Mort d’Abbey Lincoln. Voix du jazz et des droits de l’homme
Abbey Lincoln est morte samedi (14 août), mais la France des « JT » n’en aura rien su – si j’en crois mes [télé]visions. Cette France aura été gavée des prodiges d’une Américaine de dix ans désormais promue Callas en herbe. Ou bien, le lendemain, d’un gamin de huit ans, un Anglais, surnommé le « petit Monet » parce qu’il peint comme un dieu… Ne cherchez pas l’arnaque (enfin si !, s’il y en a une, toujours possible), c’est le Spectacle qui exige de tels sacrifices.
Donc la chanteuse de jazz a trépassé à 80 ans, dans sa maison de retraite de New York. On peut bien concevoir que l’info ne soulève guère les rédactions télévisées et qu’il valait mieux, certes, traiter des rafles de Roms et autres réprouvés de la démente politique sarkozyenne. Sauf que lien il y a entre la mort de la dame étatsunienne et cette déshonorante actualité française. Abbey Lincoln, en effet, fut une ardente militante pour les droits civiques aux Etats-Unis, c'est-à-dire contre cette ségrégation qui renvoyait les Noirs au rayon des sous-hommes.
Noire elle-même, peut-être aussi métissée de sang indien, Anna Marie Wooldridge s’était unie en 1962, à la ville comme au combat politique, avec le batteur Max Roach (mort en 2007), pionnier du bebop et militant des droits de l'homme. Ce n’est évidemment pas par hasard qu’elle choisit alors de s’appeler Lincoln. En 1960, en effet, elle et Roach avaient été invités à contribuer aux commémorations du centième anniversaire de la proclamation d'émancipation de Abraham Lincoln prévues en 1963.
Voilà pourquoi l’ « actu » aurait pu réserver même seulement une brève à cette grande dame à la voix « engagée », c'est-à-dire une voix non pas jolie, surtout pas enjôleuse ; une voix si indéfinissable et forte à la fois. Le mieux est de la donner à entendre. Par exemple dans cet extrait de « Tender as a Rose », un chant a capella, pas militant, pas fleur bleue non plus.
Pour en savoir plus sur Abbey Lincoln, ne vous privez pas non plus de lire le très bon article de Diane Gastellu sur Citizen Jazz.
Merci de me révéler ce que cachaient à peine les titres vus ici et là sur les petits prodiges, je n’avais pas jugé utile d’ouvrir les textes. En France, aujourd’hui, on essaie, autant que faire se peut, de vivre en apnée…
Merci de m’avoir fait respirer le parfum profond de cette rose avant qu’elle ne disparaisse tout à fait.

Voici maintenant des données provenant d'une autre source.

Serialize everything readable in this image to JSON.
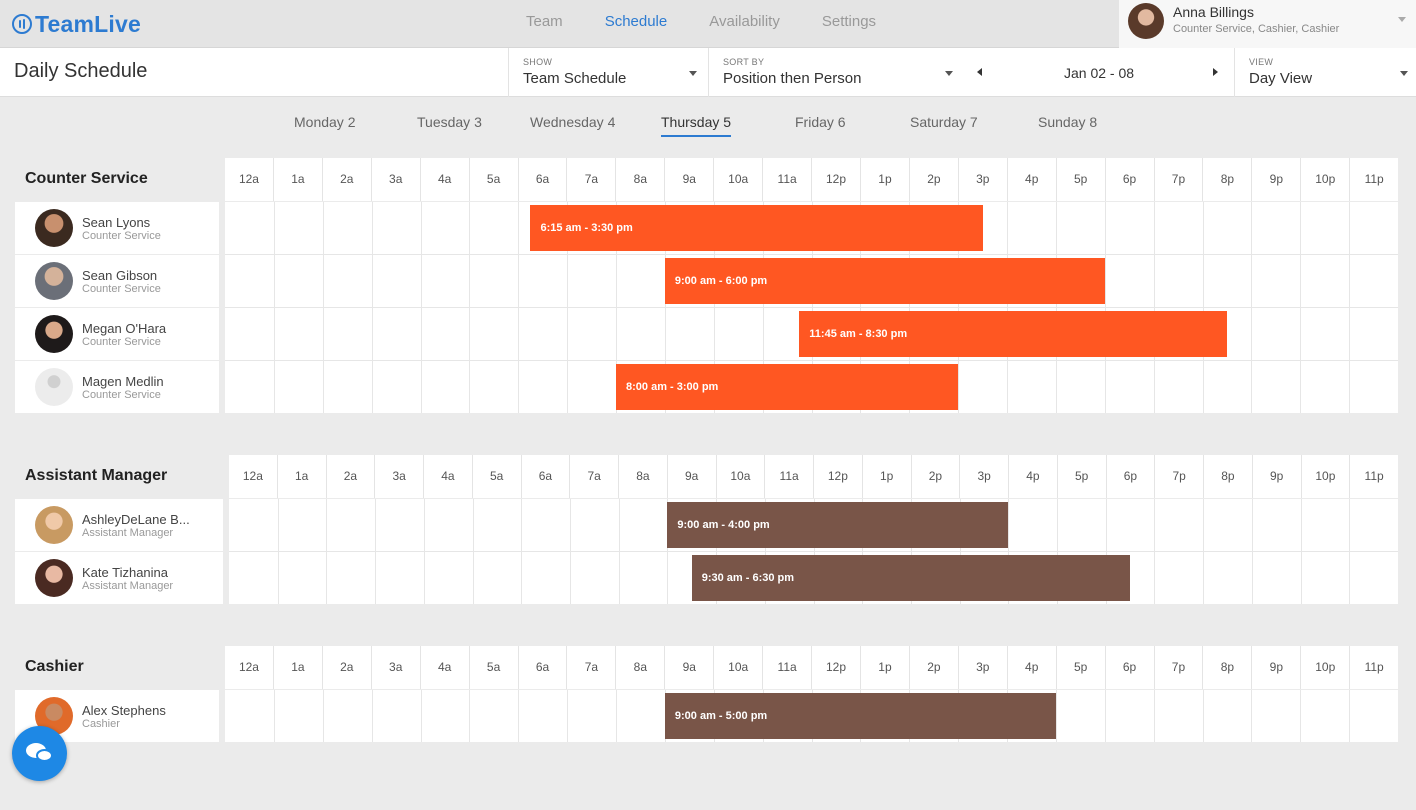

Dans quelques semaines, je vais partir revoir des amis berbères dans leur montagne. Ils n’ont jamais entendu parler des droits de l’homme et me diront des choses que je ne comprendrai pas sur un ton très doux. Ils ne savent pas que je n’ai pas le droit de les inviter dans ma campagne ou que ça serait très difficile et qu’ils n’y seraient pas bienvenus…On respire bien chez eux.
En attendant, apnée vous dis-je !
Dans son éditorial « Un bien curieux mystère » de Books (numéro spécial musique), Olivier Postel-Vinay note comme troisième mystère le rapport entre la politique et la musique.
Le premier étant les 96 % des humains qui se disent sensibles à la musique et le deuxième interroge sur le pouvoir de la musique.
On peut y lire ce propos : « Dans les vieilles démocraties, la musique entretient une relation ambiguë avec le pouvoir politique, comme en témoignent les vélléités de censure, sans cesse résurgentes, mais aussi la mise en oeuvre d’une « politique de la musique ». Comme ce numéro de Books publie aussi un bel article sur le chanteur nigérian Fela Kuti et que Lincoln et démocratie sont des étoiles à la lumière fragiles, j’ai vu là une correspondance avec ce C’est pour dire jazzy.